The research in The Olabisi Lab involves tissue engineering and regenerative medicine to repair or build de novo tissues for treating defects due to injury, disease, aging, or spaceflight. Our approach is through the development of biosynthetic materials, which combine the best aspects of synthetic and biological materials to attain reproducible biomaterials that can drive or direct cell function. Current efforts focus on skin, neural, musculoskeletal, and retinal tissues.

Tissue Engineering and Regenerative Medicine

Tissue Engineering is the application of engineering principles towards the formation, repair or regeneration of tissues. The ultimate goal of tissue engineering is the capability to produce organs on demand, eliminating the need for donors. Regenerative Medicine falls within the umbrella of tissue engineering, except it is more translational and concerns application to patients.

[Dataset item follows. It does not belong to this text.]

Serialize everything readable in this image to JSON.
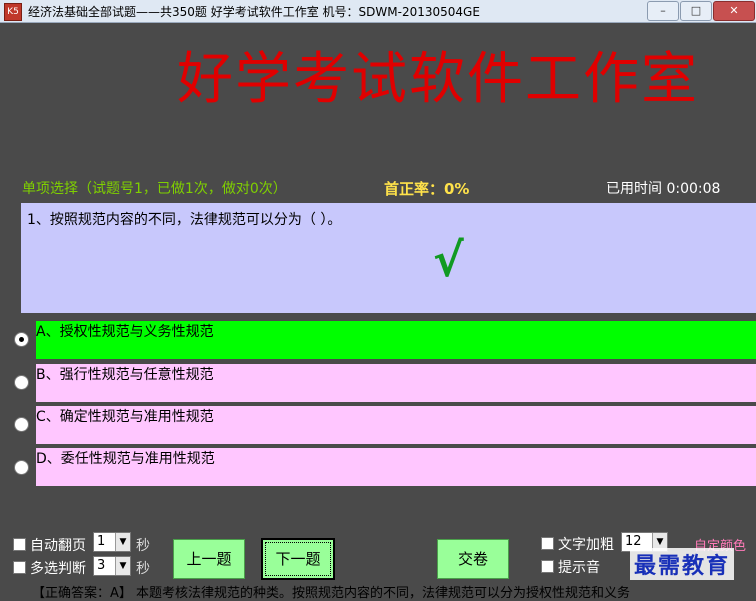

The paradigm of tissue engineering is to combine cells, a scaffold to support the cells, and biochemical factors to guide the cells towards forming a tissue from the combination. The biomechanical and physio-chemical properties of selected scaffolds are generally tuned to model the native environment of the tissue of choice. Bioactive factors are selected for their ability to guide cells towards desired behaviors.


The biggest challenge to tissue engineering is vasculature. Contrary to what is shown in many television medical dramas, we can't simply 3D print a heart and expect it to work. The body has a complex vascular system, in which every cell is no more than 250 micrometers from a capillary. That is about the width of 2 human hairs. This is because oxygen can't diffuse further than this, so all cells must be close to a capillary or they will suffocate. Unfortunately for tissue engineering, growing a vascular system is very complex and the only successful tissue engineered tissues to date are very thin, like artificial skin and artificial bladders, or are avascular (never had veins), like an artificial trachea. Fortunately, the field is zeroing in on the proper bioactive factors that have shown promise growing rudimentary blood vessels in synthetic polymer scaffolds.